You should respond to every request for tender or proposal that comes your way, right? Or should you?
Before committing time, resources, money and reputation it’s important to qualify the opportunity.
1. How well do you know the buyer?
Do you know the company, what they do, what drives them and who the key stakeholders are? Is this a company that you’ve been building a relationship with for some time and understand their needs, challenges and company vision, or is this a company you know little about other than what’s in the public domain?
If the latter, do you have time, and are they agreeable, to you engaging with them to learn more about their needs before submitting a response? Often once a formal request has gone out communication is limited to a defined channel and process within the response guidelines and will limit your ability to deep dive into their needs. However, with less formal processes, the company may welcome your approach to understanding their requirements better. If they are open to the idea, be prepared to justify why they should let you in and spend time with you. For example, can you prove you’ve delivered similar solutions to their peers? Can you clearly define the value to them of inviting you in?
Do you know who the key decision makers and influencers will be in the process? Who in the company will have final sign off on the decision, does someone have power of veto? Do you know the buyer profile for each of these individuals? Is there someone in the organisation that supports your solution and can act as a coach?
If the answer is no to these questions, is there an opportunity for you to map this out before responding? Perhaps you have contacts in other companies, or areas of your business that can help you with this.
The proposal that nails a solution that addresses the company and the decision makers’ drivers is most likely to succeed. Do you have access to the necessary information to do this?
2. Do you have the right solution?
Firstly, can you identify the key reasons for the company going out to market?
Then secondly, do you have the solution to truly address these needs?
Take an unbiased assessment of their needs against your solution or product and assess whether you can deliver a proposal that creates true business value and a strong business case.
Do you have a unique selling point, of value to them, that will differentiate you from your competitors or compel them to move away from their current provider? Or, when you look objectively at your solution, does it have serious gaps and will not address this company’s stated needs?

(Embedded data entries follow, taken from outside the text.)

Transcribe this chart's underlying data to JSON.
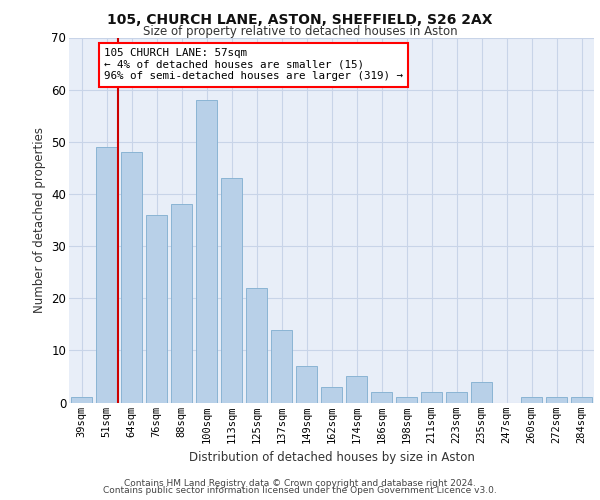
{
  "title1": "105, CHURCH LANE, ASTON, SHEFFIELD, S26 2AX",
  "title2": "Size of property relative to detached houses in Aston",
  "xlabel": "Distribution of detached houses by size in Aston",
  "ylabel": "Number of detached properties",
  "categories": [
    "39sqm",
    "51sqm",
    "64sqm",
    "76sqm",
    "88sqm",
    "100sqm",
    "113sqm",
    "125sqm",
    "137sqm",
    "149sqm",
    "162sqm",
    "174sqm",
    "186sqm",
    "198sqm",
    "211sqm",
    "223sqm",
    "235sqm",
    "247sqm",
    "260sqm",
    "272sqm",
    "284sqm"
  ],
  "values": [
    1,
    49,
    48,
    36,
    38,
    58,
    43,
    22,
    14,
    7,
    3,
    5,
    2,
    1,
    2,
    2,
    4,
    0,
    1,
    1,
    1
  ],
  "bar_color": "#b8d0e8",
  "bar_edge_color": "#8ab4d4",
  "grid_color": "#c8d4e8",
  "background_color": "#e8eef8",
  "annotation_text": "105 CHURCH LANE: 57sqm\n← 4% of detached houses are smaller (15)\n96% of semi-detached houses are larger (319) →",
  "footer1": "Contains HM Land Registry data © Crown copyright and database right 2024.",
  "footer2": "Contains public sector information licensed under the Open Government Licence v3.0.",
  "ylim": [
    0,
    70
  ],
  "yticks": [
    0,
    10,
    20,
    30,
    40,
    50,
    60,
    70
  ]
}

If the latter, is there a benefit in submitting a proposal this time?
3. Do you want the business?
This may seem like a no brainer, of course you want the business. Why wouldn’t you? However, have you done an opportunity analysis and determined whether this business will be good business for your company.
Will the account be profitable or do you need to win it on too low margins and therefore eat into your profits and risk delivering poor service, resulting in a dissatisfied client.
Are you both the right fit for each other, will winning the business result in a long-term business relationship, and an advocate client, or will the relationship rub like an ill-fitting suit for the term of the contract, leaving everyone unhappy and the client keen to go back out to market as soon as the contract expires?
Do you have the capacity right now, or ability to upscale quickly, to service the business or provide the products? Will you meet their expectations?
Not all business is good business, and not all clients and vendors are a good fit for each other. And sometimes you’re not the right solution for this business this time, but will be in the future. Know when to walk away and plan for another day.
If you answered positively to the three qualifier questions, then what are you waiting for, start working on that amazing proposal and pitch for that new client! Good luck!